The drawings released by Extell Development don't draw attention to the blank walls and curb cuts that would disrupt the sidewalk at Riverside Center.
A hearing on the Riverside Center mega-development yesterday revealed a popular hunger for a more walkable West Side and perhaps some interest from the City Planning Commission in the same. Extell Development is looking to build a housing and retail complex, including 1,800 parking spaces, on this waterfront site equivalent in size to two Manhattan blocks. Public testimony called for a slew of urban design improvements to their plan, including reducing the amount of off-street parking, integrating the site with the surrounding streetscape, and working towards burying the elevated Miller Highway.

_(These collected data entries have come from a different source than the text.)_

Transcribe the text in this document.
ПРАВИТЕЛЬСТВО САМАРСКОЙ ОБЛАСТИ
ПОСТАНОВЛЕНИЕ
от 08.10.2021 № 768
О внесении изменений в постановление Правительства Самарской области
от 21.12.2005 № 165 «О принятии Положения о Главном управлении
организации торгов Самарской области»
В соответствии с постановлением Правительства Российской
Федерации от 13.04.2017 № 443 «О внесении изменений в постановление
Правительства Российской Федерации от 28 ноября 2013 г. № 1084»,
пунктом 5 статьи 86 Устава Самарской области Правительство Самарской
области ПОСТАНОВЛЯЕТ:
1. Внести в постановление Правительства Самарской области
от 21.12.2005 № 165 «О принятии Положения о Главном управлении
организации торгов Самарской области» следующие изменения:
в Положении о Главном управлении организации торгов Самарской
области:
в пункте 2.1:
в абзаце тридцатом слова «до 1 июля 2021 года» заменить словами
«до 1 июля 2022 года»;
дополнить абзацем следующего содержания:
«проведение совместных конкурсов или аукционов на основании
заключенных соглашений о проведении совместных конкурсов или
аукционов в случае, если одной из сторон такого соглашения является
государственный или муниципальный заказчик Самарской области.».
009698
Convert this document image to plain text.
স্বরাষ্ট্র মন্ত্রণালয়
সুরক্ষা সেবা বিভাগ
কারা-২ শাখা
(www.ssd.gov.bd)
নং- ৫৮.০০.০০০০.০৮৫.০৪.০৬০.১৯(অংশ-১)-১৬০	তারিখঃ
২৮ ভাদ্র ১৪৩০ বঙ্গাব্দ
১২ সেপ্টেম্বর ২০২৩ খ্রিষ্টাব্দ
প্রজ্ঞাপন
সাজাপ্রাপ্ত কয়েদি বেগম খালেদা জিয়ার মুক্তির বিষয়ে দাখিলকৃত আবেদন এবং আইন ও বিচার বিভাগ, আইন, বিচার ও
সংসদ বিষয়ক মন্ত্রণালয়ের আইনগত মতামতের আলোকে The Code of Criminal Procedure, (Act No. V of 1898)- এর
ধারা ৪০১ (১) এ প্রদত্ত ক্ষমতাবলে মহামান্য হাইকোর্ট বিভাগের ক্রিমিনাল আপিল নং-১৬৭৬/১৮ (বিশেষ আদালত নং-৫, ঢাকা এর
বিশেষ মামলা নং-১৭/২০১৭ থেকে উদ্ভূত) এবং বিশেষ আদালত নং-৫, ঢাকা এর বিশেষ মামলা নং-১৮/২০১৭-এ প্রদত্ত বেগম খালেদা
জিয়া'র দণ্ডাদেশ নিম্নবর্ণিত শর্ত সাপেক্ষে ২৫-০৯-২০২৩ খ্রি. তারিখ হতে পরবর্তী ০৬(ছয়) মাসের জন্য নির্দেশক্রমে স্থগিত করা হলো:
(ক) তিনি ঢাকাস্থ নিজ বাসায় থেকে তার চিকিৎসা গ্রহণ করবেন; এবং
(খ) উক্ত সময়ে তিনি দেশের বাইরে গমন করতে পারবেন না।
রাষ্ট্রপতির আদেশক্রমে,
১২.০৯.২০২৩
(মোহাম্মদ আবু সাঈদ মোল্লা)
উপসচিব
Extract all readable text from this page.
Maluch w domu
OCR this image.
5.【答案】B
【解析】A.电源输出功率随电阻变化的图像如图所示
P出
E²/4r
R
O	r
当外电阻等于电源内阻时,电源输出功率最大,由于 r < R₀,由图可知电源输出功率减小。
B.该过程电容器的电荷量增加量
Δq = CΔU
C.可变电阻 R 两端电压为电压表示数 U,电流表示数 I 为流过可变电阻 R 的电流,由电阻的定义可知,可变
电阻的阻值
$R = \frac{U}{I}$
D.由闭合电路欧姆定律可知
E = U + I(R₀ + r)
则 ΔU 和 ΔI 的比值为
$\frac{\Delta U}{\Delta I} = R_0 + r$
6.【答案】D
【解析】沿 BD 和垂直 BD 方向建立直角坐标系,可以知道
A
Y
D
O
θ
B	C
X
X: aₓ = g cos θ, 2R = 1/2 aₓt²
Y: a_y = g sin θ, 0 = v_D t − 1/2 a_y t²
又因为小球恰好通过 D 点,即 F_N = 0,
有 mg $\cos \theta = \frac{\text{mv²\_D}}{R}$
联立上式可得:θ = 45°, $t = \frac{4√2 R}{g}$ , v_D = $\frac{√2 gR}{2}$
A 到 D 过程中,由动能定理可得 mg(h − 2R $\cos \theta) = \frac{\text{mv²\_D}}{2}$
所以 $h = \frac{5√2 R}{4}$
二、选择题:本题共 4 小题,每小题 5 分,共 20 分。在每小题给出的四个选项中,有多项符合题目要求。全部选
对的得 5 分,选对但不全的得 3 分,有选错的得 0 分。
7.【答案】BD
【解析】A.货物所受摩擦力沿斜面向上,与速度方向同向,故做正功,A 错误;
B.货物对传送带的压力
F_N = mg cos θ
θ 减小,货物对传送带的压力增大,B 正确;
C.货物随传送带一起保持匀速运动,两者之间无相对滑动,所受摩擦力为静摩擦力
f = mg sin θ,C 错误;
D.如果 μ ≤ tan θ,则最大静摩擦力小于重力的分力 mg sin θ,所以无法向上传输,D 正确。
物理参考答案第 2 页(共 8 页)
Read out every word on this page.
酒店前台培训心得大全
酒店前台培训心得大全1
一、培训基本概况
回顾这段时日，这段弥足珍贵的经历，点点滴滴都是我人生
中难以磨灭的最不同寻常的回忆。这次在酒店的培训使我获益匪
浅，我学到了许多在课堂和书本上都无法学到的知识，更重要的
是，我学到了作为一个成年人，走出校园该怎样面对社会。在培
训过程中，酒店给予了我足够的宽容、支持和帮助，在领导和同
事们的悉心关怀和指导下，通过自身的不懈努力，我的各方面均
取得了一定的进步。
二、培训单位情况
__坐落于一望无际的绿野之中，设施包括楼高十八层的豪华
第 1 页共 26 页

As chair Amanda Burden and the other commissioners now deliberate over the approvals the project needs, they have the power to determine whether this block on Manhattan’s West Side will be dominated by the automobile or develop into a pedestrian-friendly neighborhood, in line with the goals of PlaNYC.
Efforts to better integrate Riverside Center with the surrounding neighborhood and streetscape got the most play yesterday. In Extell’s plans for the project, retail faces the inside of the development and passersby would see largely blank walls rising from the sidewalk, with the streets sloping down to the waterfront and the buildings stationed on an elevated platform. That wall would be interrupted by a slew of curb cuts to enter Extell’s proposed 1,800-space parking garage and auto showroom and service center.
“The development turns its back on the street,” said Brian Cook, the land use director for Borough President Scott Stringer. “It systematically ignores the rich context of the area,” explained Community Board 7 chair Mel Wymore.
The City Planning Commission appeared receptive to this critique. “Does one see an auto showroom as something that enlivens the edge of the project?” Burden asked Extell president Gary Barnett after he testified. “What is going to energize the sidewalk and the street life at the front of this project?”
Other commissioners pressed the developers and architects about the effect of driveways, retail, stairways, and platforms on the pedestrian environment. The developer, in turn, outlined a few minor steps to address the issue, such as changing a staircase to 59th Street into a slope.
But one underlying cause of the streetlife-deadening platform is the excessive amount of parking that Extell is seeking to build, according to Ethel Sheffer, a CB 7 member and former president of the New York American Planning Association chapter. The platform “is there in large part because it satisfies an extensive request of 1,800 parking spaces on two levels,” she said.